Why fNIRS?

What is fNIRS?

fNIRS is a non-invasive neuroimaging technique that uses light to record blood flow in the brain as a measure of neural activation.

Specifically, near infrared light (the spectrum of 650 – 900 nm) is transmitted into the skull. fNIRS takes advantage of this optical window – the range where the absorption of light is small, thus light is able to diffuse several centimetres through biological tissue to reach brain tissue.

Neuronal activity leads to changes in blood flow and oxygen consumption, known as neurovascular activity. This leads to an increase in oxygenated haemoglobin, and a decrease in deoxygenated haemoglobin – these forms absorb near infrared light differently. Thus, functional brain activity is measured through the changes in light absorption, which reflects changes in blood oxygenation levels.

Advances in this technology have led to the development of multichannel, wearable devices - this means a larger portion of the head can be monitored, and the data from fNIRS recordings can be stored on the unit itself, or sent wirelessly to a laptop.

Why fNIRS for cognitive neuroscience?

For over 20 years, cognitive neuroscientists have used fMRI (with PET, EEG and MEG) to make sense of the function of the human brain. So why do we need a new methodology?

The traditional methods of cognitive neuroscience provide strong experimental control, as isolated participants respond to a limited set of stimuli with a limited number of possible responses. It is now being recognized that these situations have limited ecological validity: the real world provides many competing stimuli and many possible responses, including other people who respond dynamically and in real time. Traditional methods are not well suited to studying these real world situations.

fNIRS is an ideal method for real world cognitive neuroscience because an fNIRS cap does not restrict movement or everyday behaviour.

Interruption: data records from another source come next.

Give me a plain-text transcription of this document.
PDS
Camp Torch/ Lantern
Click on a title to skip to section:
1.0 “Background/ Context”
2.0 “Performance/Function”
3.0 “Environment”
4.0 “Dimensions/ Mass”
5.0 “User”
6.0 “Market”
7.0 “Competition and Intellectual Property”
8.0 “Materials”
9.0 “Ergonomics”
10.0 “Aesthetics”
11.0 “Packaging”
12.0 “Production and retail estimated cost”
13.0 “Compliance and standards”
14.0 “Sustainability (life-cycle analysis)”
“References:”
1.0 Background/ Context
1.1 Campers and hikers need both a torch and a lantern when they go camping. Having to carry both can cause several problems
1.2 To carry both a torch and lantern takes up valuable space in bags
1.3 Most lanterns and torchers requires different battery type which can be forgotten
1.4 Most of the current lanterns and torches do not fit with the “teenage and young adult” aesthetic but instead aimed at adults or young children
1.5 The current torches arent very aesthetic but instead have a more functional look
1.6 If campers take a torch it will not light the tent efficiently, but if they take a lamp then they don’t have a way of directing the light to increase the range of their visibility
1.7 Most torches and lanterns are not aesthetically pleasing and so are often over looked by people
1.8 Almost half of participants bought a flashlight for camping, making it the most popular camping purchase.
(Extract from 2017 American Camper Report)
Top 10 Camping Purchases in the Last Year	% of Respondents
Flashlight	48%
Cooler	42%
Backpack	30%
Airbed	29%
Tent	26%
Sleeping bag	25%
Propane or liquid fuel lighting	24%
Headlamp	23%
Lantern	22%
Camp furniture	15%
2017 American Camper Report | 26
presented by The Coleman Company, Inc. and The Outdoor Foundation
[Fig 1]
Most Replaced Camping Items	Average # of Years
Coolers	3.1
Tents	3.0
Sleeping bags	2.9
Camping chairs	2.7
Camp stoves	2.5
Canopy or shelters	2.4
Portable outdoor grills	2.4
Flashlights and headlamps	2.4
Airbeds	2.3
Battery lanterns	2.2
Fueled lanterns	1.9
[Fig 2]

fNIRS has advantages because it is:

• Portable
• Motion tolerant
• Quiet
• Low cost
• Suitable for all participants
• Better than fMRI in terms of its temporal resolution

These features mean fNIRS is the ideal method for taking cognitive neuroscience 'into the wild', moving beyond the constraints of traditional lab approaches.

What are the challenges?

Developing a new method means facing new challenges, which is why we need to bring together expertise in cognition, social interaction and engineering to make fNIRS work for us. Our work aims to understand how brain processes can explain behaviour, so we need to:

1) Make sense of our brain data:

We are working to develop new methods to help us analyse data recorded in real-world contexts, where experimental control is diminished and participants have free control over what stimuli to enage with.

One such method is known as AIDE (Automatic IDentification of Functional Events; Pinti et al., 2017). AIDE is an algorithm that can be used in a brain-first approach to analysis. This means looking for particular patterns in pre-processed fNIRS data, to detect the onsets and durations of functional events. These events can then be connected to participants' behaviour.

2) Make sense of human behaviour:

Advances in recording technology means we can create rich recordings of real world behaviour through the usage of motion capture, face capture, eyetracking, video/audio recordings etc. New analysis methods in this domain will be important future developments.

3) Put them both together:

To understand how brain processes can explain behaviour, fNIRS can be used in conjunction with behavioural measures as described above, and also other physiological measures such as heart rate or breathing rate, to provide a more comprehensive overview of coordinated changes in the body.

Data streams from fNIRS and behavioural recordings need to be processed and synchronised, so neural events can be linked to behaviour.

These findings can contribute towards models of cognition and social interaction.

4) Apply this in clinical contexts:

The flexibility of fNIRS to collect data in a range of contexts allows for the neuromonitoring of clinical populations. This makes it possible to examine social interactions in people with autism, and many other patient samples. For example, studies have illustrated differences in fNIRS responses in 4-month-old children at risk of autism (Lloyd-Fox et al., 2013), and adults with autism when processing facial stimuli (Jung et al., 2016).